Doesn't make it any less annoying.
I fix myself a salad, Dad comes into the kitchen, sticks his nose into my salad and yells in my ear, "WHAT'S THAT?!" And before I can answer, he says, "IS THAT A SALAD?" And before I can answer that, he says, "PUT SOME BEETS ON IT!" (I hate beets. He knows this.) And before I can remind him (again) that I don't like beets, he says, "DON'T YOU LIKE BEETS?" Then, before he can dis on my salad anymore, I grab a fork and my beet-less salad and flee to the relative solitude of my office. This, or something very similar, happens more frequently than I can tell you.
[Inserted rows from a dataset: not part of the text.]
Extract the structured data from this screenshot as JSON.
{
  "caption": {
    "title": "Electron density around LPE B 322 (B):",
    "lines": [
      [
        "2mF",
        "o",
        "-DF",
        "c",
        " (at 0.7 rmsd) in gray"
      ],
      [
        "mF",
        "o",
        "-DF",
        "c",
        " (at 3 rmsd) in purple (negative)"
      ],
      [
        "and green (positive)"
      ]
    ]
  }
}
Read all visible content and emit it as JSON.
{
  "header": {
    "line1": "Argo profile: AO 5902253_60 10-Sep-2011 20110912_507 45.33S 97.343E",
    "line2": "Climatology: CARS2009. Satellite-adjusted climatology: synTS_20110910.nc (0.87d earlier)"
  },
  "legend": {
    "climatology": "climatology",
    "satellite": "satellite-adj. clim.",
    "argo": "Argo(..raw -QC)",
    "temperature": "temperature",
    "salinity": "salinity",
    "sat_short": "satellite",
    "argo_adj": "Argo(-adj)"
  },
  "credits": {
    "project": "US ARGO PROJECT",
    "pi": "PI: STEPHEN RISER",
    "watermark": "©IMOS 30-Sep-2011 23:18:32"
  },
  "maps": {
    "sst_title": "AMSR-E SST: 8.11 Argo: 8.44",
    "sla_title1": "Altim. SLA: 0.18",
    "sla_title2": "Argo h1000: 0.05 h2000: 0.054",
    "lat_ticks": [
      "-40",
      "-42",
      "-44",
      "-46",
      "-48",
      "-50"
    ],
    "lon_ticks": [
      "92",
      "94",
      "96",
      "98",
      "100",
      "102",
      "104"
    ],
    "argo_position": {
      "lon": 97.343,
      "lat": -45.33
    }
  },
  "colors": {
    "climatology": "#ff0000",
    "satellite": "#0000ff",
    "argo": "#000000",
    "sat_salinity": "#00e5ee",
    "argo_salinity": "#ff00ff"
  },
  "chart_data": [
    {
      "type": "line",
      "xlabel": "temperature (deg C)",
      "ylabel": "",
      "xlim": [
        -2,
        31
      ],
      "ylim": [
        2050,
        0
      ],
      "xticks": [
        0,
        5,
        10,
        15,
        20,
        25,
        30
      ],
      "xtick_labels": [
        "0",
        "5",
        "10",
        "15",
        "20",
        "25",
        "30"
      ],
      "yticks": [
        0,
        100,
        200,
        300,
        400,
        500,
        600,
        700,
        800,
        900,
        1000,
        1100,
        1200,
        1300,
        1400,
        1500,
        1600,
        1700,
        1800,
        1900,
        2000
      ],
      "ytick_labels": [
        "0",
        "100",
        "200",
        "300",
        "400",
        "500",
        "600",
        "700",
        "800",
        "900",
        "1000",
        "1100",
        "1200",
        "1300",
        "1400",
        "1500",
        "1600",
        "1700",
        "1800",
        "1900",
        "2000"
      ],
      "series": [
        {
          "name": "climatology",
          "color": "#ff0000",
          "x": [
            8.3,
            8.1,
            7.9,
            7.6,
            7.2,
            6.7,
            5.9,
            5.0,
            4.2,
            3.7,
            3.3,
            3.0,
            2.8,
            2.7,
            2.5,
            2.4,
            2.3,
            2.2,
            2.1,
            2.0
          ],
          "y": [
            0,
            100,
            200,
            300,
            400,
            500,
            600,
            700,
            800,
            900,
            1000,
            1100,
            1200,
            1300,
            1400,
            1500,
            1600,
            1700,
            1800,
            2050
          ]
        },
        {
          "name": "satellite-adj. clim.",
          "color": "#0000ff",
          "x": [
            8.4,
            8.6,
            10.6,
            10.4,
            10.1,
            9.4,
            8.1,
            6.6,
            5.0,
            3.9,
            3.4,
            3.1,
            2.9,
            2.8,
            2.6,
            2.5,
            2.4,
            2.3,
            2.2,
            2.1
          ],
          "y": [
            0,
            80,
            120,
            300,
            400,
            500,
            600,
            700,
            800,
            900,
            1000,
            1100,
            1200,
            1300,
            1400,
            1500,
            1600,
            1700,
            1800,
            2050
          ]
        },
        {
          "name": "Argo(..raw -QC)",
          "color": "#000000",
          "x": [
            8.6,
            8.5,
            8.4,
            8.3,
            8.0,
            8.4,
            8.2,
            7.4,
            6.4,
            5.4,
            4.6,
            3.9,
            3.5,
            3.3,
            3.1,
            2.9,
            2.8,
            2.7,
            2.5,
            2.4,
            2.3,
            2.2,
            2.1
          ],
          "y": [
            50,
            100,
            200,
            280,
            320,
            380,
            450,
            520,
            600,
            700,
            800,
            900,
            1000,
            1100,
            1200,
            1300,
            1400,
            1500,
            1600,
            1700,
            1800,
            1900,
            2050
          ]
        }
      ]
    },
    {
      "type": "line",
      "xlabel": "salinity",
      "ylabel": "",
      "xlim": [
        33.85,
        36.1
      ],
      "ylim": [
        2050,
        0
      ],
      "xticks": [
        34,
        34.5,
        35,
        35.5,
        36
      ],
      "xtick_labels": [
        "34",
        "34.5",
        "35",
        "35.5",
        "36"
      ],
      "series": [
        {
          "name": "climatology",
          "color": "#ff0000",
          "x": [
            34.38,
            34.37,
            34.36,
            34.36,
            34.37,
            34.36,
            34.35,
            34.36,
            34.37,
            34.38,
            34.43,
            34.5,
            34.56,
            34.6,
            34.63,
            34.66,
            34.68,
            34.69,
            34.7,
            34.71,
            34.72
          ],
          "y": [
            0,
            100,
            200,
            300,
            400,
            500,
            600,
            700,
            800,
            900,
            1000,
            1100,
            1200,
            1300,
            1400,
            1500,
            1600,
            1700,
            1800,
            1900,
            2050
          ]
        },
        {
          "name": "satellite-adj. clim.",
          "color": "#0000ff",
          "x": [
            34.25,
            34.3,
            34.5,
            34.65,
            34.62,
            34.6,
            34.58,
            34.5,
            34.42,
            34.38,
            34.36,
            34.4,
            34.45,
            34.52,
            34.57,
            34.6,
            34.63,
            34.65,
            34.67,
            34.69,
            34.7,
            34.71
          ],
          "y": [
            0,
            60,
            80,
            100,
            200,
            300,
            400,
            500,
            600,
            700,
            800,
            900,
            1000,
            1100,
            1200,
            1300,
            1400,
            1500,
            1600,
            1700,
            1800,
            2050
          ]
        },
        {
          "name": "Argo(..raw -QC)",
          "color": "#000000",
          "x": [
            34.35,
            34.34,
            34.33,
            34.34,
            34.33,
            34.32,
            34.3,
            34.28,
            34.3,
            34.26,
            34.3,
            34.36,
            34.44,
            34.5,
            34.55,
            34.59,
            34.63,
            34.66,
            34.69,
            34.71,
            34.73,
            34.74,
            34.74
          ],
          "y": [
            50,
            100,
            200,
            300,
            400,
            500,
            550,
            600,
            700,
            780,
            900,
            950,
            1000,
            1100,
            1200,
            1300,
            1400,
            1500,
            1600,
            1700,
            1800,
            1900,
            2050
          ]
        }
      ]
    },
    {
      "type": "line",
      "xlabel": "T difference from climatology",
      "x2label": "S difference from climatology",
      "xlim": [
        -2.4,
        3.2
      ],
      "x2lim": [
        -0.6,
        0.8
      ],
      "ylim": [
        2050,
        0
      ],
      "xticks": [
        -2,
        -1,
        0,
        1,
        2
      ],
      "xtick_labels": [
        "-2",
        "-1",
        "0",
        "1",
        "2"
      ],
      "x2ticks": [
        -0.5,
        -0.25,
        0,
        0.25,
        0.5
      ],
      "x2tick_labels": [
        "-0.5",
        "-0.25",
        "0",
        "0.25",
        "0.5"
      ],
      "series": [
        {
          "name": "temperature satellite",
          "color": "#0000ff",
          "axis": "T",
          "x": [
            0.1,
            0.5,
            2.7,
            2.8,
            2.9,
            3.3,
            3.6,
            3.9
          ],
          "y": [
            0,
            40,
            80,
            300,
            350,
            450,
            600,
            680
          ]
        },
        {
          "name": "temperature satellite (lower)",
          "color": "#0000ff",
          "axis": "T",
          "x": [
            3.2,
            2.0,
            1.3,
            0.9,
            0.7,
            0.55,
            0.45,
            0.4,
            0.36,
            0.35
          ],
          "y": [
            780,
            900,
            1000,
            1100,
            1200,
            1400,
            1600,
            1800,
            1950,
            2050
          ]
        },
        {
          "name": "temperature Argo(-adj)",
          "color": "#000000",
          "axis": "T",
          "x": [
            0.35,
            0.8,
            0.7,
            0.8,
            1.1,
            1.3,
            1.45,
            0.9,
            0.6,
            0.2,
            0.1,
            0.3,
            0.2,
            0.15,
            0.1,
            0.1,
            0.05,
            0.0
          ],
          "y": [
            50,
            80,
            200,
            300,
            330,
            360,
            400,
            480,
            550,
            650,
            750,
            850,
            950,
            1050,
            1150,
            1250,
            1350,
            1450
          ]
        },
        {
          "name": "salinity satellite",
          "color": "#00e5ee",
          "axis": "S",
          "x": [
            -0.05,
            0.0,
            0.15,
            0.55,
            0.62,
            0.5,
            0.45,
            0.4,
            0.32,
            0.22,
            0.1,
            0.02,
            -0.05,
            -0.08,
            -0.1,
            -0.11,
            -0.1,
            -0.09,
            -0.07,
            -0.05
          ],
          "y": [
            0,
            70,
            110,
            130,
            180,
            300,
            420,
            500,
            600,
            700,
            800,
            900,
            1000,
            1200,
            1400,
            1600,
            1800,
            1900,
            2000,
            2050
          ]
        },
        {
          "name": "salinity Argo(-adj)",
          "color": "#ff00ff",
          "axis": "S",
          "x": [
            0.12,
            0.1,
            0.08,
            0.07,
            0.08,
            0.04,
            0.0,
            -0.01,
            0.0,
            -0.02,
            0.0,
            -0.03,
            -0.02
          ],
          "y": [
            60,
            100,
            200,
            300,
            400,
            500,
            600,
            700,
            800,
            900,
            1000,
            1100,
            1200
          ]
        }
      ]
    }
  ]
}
I buy two of Amy's Green Tamales and put them in the garage freezer. A couple of days ago, I brought one into the house freezer so I could have it later in the week. This morning, Dad wheels into the kitchen and says, "HEY! I ATE THAT TAMALE LAST NIGHT FOR DINNER..." And before I can explain that that tamale was, in fact, for me, he proclaims, "DON'T GET IT AGAIN! IT WAS TERRIBLE!"
A few weeks ago, I took a stick of butter out of the fridge, unwrapped it, and set it out on a plate, on the counter so I could make cookies later on in the day. Dad wheeled into the kitchen, somehow homed right in on that solitary stick of butter setting on the kitchen counter, wheeled over, picked it up, took a big ole bite out of it and said, "WHAT KIND OF CHEESE IS THIS?!" (eeyup. He seriously did this.) Then he complained, "IS THIS CHEESE? HUH?! TERRIBLE! DON'T GET IT AGAIN! NO FLAVOR!" And then, and this is the most infuriating part, he threw it into the trash.
So, okay, Dad is 95. He's old. He's oblivious to most of what goes on around him because he can't hear or see most of what goes on around him. I love my dad. But chomping on my stick of butter without asking what it is first and then tossing it into the trash because you thought it was flavorless cheese is just plain annoying!